Land is central to economic development and social welfare. From time immemorial, land has been used to promote economic growth and human development.

For an African, land has always had a communal dimension whereby members of a community were expected to share its resources, especially in rural areas, under some form of traditional authority.

The traditional authority is important as the custodian (not owner) of the land. Resources under the stewardship of traditional leadership were not only for economic developmental purposes but had significance in cultural and traditional practices.

To this day some families bury the umbilical cord of a newborn baby and the foreskin of a young man after circumcision.

Africans further attach the sacredness of land to the fact that our ancestors are buried in this land. It becomes evident therefore that to the African, land is not only a means of production but is rather an object of identity which is spiritual and transcends any notion that land is purely a commodity to be used for economic, political and power advancement.

Though control of land has been linked to the complex interplay of economic, social and political power in the pre-colonial era, with many tribes moving from places they once inhabited, because they had been conquered by stronger tribes, it is colonial modernity that limits our perception about the significance of land to purely economic uses and denies other forms of land ownership.

After acquiring land, the colonisers commercialised it and then inflated its price leaving most South Africans with no land of their own. This dehumanising act left indigenous South Africans as orphaned exiles in the land of their forefathers.

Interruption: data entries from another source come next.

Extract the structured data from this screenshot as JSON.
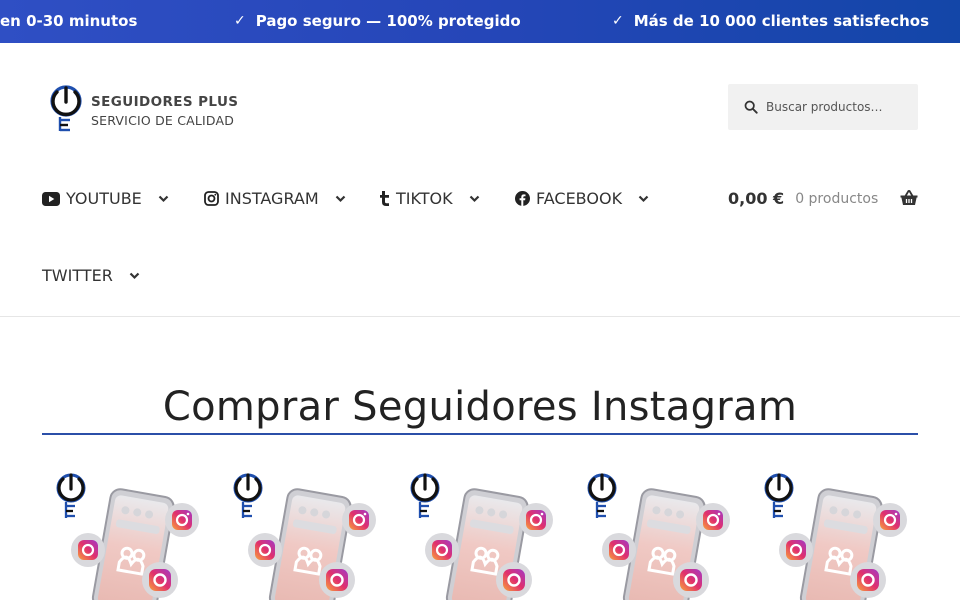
{
  "topbar": {
    "messages": [
      {
        "text": "en 0-30 minutos",
        "check": false
      },
      {
        "text": "Pago seguro — 100% protegido",
        "check": true
      },
      {
        "text": "Más de 10 000 clientes satisfechos",
        "check": true
      }
    ],
    "check_glyph": "✓"
  },
  "brand": {
    "title": "SEGUIDORES PLUS",
    "subtitle": "SERVICIO DE CALIDAD",
    "accent": "#1f4fae"
  },
  "search": {
    "placeholder": "Buscar productos…",
    "icon": "search-icon"
  },
  "nav": {
    "items": [
      {
        "label": "YOUTUBE",
        "icon": "youtube-icon"
      },
      {
        "label": "INSTAGRAM",
        "icon": "instagram-icon"
      },
      {
        "label": "TIKTOK",
        "icon": "tiktok-icon"
      },
      {
        "label": "FACEBOOK",
        "icon": "facebook-icon"
      },
      {
        "label": "TWITTER",
        "icon": "chevron-down-icon"
      }
    ]
  },
  "cart": {
    "total": "0,00 €",
    "count": "0 productos",
    "icon": "basket-icon"
  },
  "main": {
    "title": "Comprar Seguidores Instagram"
  },
  "products": [
    {
      "image": "instagram-followers-product-image"
    },
    {
      "image": "instagram-followers-product-image"
    },
    {
      "image": "instagram-followers-product-image"
    },
    {
      "image": "instagram-followers-product-image"
    },
    {
      "image": "instagram-followers-product-image"
    }
  ],
  "colors": {
    "banner_start": "#2f4fc4",
    "banner_end": "#1346a8",
    "title_underline": "#2b4fa8",
    "instagram_pink": "#e1306c"
  }
}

It renders the practice of traditions, customs and rituals passed down from our ancestors incomplete and devoid of their true meaning.

It renders the commemorative events we host annually as a simple ploy to keep the many dancing and ululating to drum beats, in the belief that things have significantly improved since the dawn of our “rainbow nation”. In reality land ownership is still largely racially skewed and the dignity, identity, languages, cultures and spiritualities of those who were disposed, remain unrestored.

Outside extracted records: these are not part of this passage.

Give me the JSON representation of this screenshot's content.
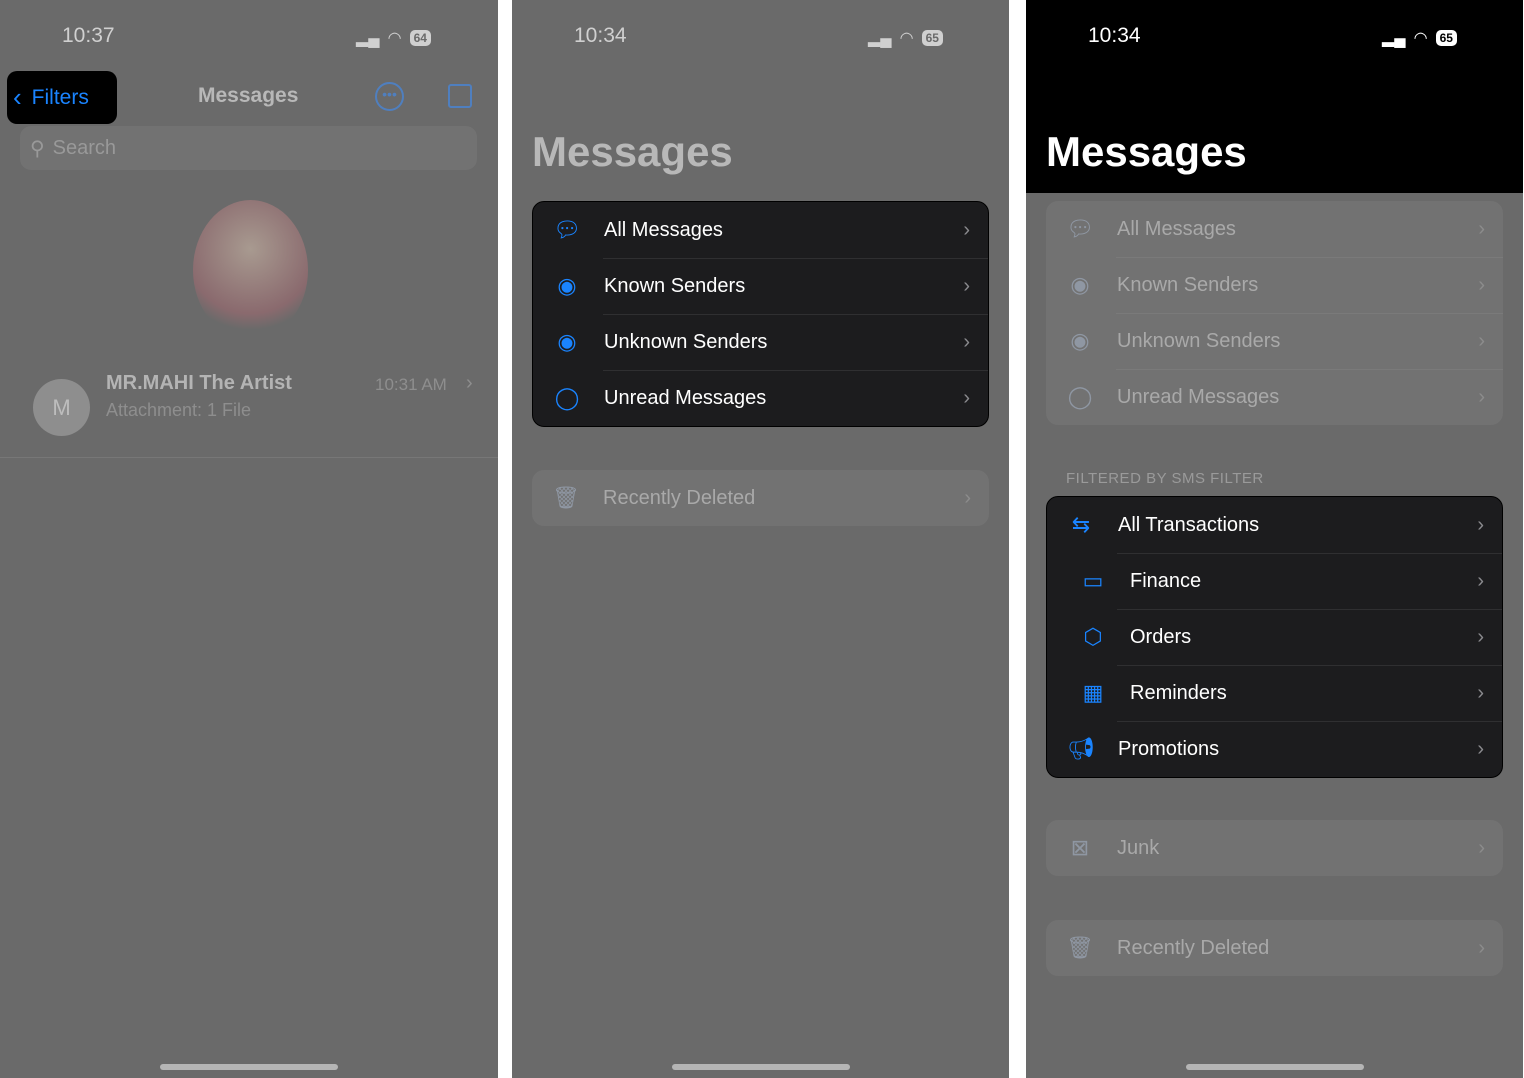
{
  "panel1": {
    "time": "10:37",
    "battery": "64",
    "back_label": "Filters",
    "title": "Messages",
    "search_placeholder": "Search",
    "conversation": {
      "avatar_initial": "M",
      "name": "MR.MAHI The Artist",
      "time": "10:31 AM",
      "preview": "Attachment: 1 File"
    }
  },
  "panel2": {
    "time": "10:34",
    "battery": "65",
    "title": "Messages",
    "filters": [
      {
        "label": "All Messages",
        "icon": "speech-bubbles-icon"
      },
      {
        "label": "Known Senders",
        "icon": "person-circle-icon"
      },
      {
        "label": "Unknown Senders",
        "icon": "person-question-icon"
      },
      {
        "label": "Unread Messages",
        "icon": "bubble-badge-icon"
      }
    ],
    "recently_deleted": "Recently Deleted"
  },
  "panel3": {
    "time": "10:34",
    "battery": "65",
    "title": "Messages",
    "filters": [
      {
        "label": "All Messages"
      },
      {
        "label": "Known Senders"
      },
      {
        "label": "Unknown Senders"
      },
      {
        "label": "Unread Messages"
      }
    ],
    "section_header": "FILTERED BY SMS FILTER",
    "sms_filters": [
      {
        "label": "All Transactions",
        "icon": "arrows-swap-icon"
      },
      {
        "label": "Finance",
        "icon": "credit-card-icon"
      },
      {
        "label": "Orders",
        "icon": "box-icon"
      },
      {
        "label": "Reminders",
        "icon": "calendar-clock-icon"
      },
      {
        "label": "Promotions",
        "icon": "megaphone-icon"
      }
    ],
    "junk": "Junk",
    "recently_deleted": "Recently Deleted"
  },
  "colors": {
    "accent": "#1a84ff",
    "background_dimmed": "#6a6a6a",
    "list_dark": "#1c1c1e"
  }
}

The outcry against the expropriation of land without compensation is proof that these proponents are ignorant of how the concept of land is defined in the African context. It can be viewed as the insistence of Euro-Americanism to exert itself and its definition of concepts as superior to all others and thus the only way things should be done.

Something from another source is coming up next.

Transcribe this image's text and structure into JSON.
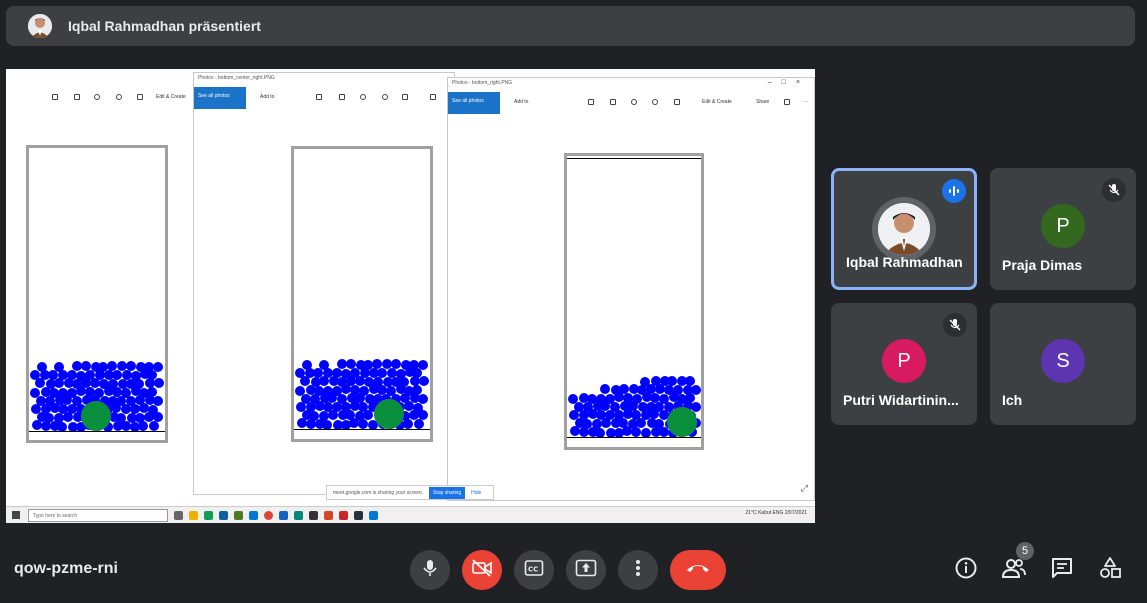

Expropriation of land without compensation is not devoid of economic considerations, as the economic dimension is part of a people's social, political and spiritual philosophy.

In the African context, life and what it constitutes is viewed as a totality and land is part of that totality. Africa’s children can no longer languish disjointedly from that which connects them to God, the universe, nature, their ancestors and humanity as a whole.

They can no longer be orphans in a land they received as an inheritance from God simply because of a view that refuses to see the connectedness of land to life and livelihoods beyond economic terms. Expropriation of land is imminent and then our heritage will be complete.

Vusumzi Vusie Mba is a PhD candidate at Nelson Mandela University and a researcher for the Eastern Cape House of Traditional Leaders & Zipho Nabe is an alumni of Fort Hare University and a public servant in the Eastern Cape. They write in their personal capacity.